In ten years, Lucky hopes to be painting more. These days he rarely finds the time. With this new generation of clients, he stays busy doing larger and more ambitious tattoos. “More tattooed people, and more tattoo studios, equals more educated tattooed people. The clients still may not know everything, but it is not unusual to find an eighteen-year old kid who knows he wants to get a Japanese sleeve. He may not know exactly what it is or what he wants in it, but he knows he likes the shape of it, and he knows he wants a full sleeve! And that right there shows the progression of the art form.”
Lucky never really planned to open his own studio. “There were already so many shops that another tattoo shop seemed unnecessary,” he says, “but I primarily wanted to lend a helping hand to my clients without the bossman looking for his cut.” In the spring of 2004, Lucky decided to settle down in the city of Orange, California. On Memorial Day of that year he opened Fine Tattoo Work. The shop was structured after Sabado’s Super Eccentric Tattoo in Nagoya, Japan. While working there with Sabado, Lucky was inspired to create a similar environment. “Since space is a commodity in Japan, everything in the shop was built on wheels to allow for maximum work space and ease of cleaning. Everything was measured down to the inch, so that no space was wasted,” Lucky recalls. “Even though there was limited space, Sabado’s shop was structured to not restrict the artist’s area.”

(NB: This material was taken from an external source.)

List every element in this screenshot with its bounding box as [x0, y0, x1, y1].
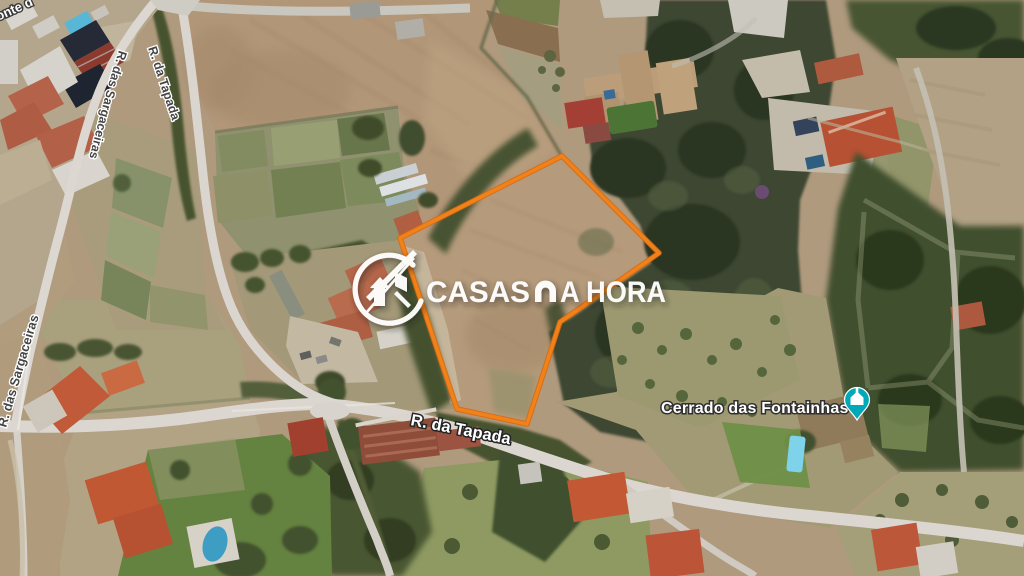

Coming from a street shop background, Lucky decided against a private studio. He refers back to the Picture Machine and how there was “an energy and mystery in the street shops. It was a living breathing entity. It’s impossible to open an old tattoo shop today with all the modern health codes, but Fine Tattoo Work is a modern continuation of how it used to be.” With 3,000 square feet, the shop allows the artists an ample amount of room to tattoo. The stations were all built on wheels and designed by Lucky. Fine Tattoo Work also boasts a fully loaded photography studio for taking pictures of tattoos. A large display window in front of the shop is in the process of being transformed into a recreation of a post war tattoo studio. “This is our link to the past,” says Lucky. “When we finished the construction of the actual working studio, I really felt that it was almost too damn modern. I wanted people to remember where we all came from. I am still just a broke ass tattoo guy and the huge over head for the shop keeps me this way. But if you’re in this business to make money, then you’re a piece of shit anyway.”
Fine Tattoo Work is located at 745 W Chapman Ave, in the city of Orange, California.